No, it’s just too many columns. If we suppose that the average width of
your numeric columns is 12 bytes, then you need 790*12 = 9480 bytes,
which doesn’t fit on an 8K page even without any accounting for row
header and page header overhead. TOAST can’t help by pushing values
out-of-line, because a TOAST pointer is 18 bytes so it’d actually make
things worse. (TOAST works well for individual large fields, but not
at all for this case.)
You can get away with 790 columns if they’re 4 or 8 bytes apiece, or if
many of them are NULL, but evidently these particular numeric values
average more than that.
In practice, though, there are a lot of other inefficiencies with
tables that have so many columns. So I counsel looking into arrays
or some other approach.
Given this you will need to check if you really need all these columns and potentially if the data can and needs to be normalized. At least you will need to split the columns over 2 tables or but multiple of them together in an array column.

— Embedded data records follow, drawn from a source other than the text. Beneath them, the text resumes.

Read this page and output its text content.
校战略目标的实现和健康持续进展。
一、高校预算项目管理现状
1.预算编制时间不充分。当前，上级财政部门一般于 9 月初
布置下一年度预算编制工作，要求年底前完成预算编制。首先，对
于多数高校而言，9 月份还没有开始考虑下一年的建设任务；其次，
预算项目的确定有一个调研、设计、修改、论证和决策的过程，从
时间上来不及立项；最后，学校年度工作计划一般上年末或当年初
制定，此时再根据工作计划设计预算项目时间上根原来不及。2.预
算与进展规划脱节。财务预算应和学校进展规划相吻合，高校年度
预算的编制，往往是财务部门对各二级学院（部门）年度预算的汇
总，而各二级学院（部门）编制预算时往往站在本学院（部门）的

tl;dr: This is a limitation of PostgreSQL and has nothing to do with KNIME and is simply due to having too many columns.
Thank you for your reply. I am very aware that my problem is not KNIME but the amount of data, I was trying to load into PostgreSQL with one single row. Reducing this amount is the purpose of my solution proposals one through seven. But I see you have come forward with an eighth. I really could split the stage table in two and join them in a later process. I am not sure whether I like this more than my seventh. I need to think about it. Well, probably yes. It is better with respect to performance as an update as proposed in solution seven is a costly operation. Your proposal needs more space in the database, at least temporarily.
depending on the actual datatype setting a couple of column to null won’t help and having that many columns tells me something is wrong with the design of the table/database anyway or maybe it’s a use case for something NoSQL. Do you need to join or aggregate the rows?
Well, flaw would be then to try to read climate text raster data I have got from senorge.no into PostGIS. However, but to the nature of raster data on a country like Norway as I understand it, not only a a couple of values actually are null but man of them. I want to connect the climate data to named places so I would need to join to OSM data. Aggregation is not a Topic for now.
You could try these extensions although they seem to be marked beta it could be worth a try.
Then how about you give R a chance since the code should not be that complicated and the example basically has it. And from a little google search it is very possible you will need R to load your netcdf data.
This topic was automatically closed 182 days after the last reply. New replies are no longer allowed.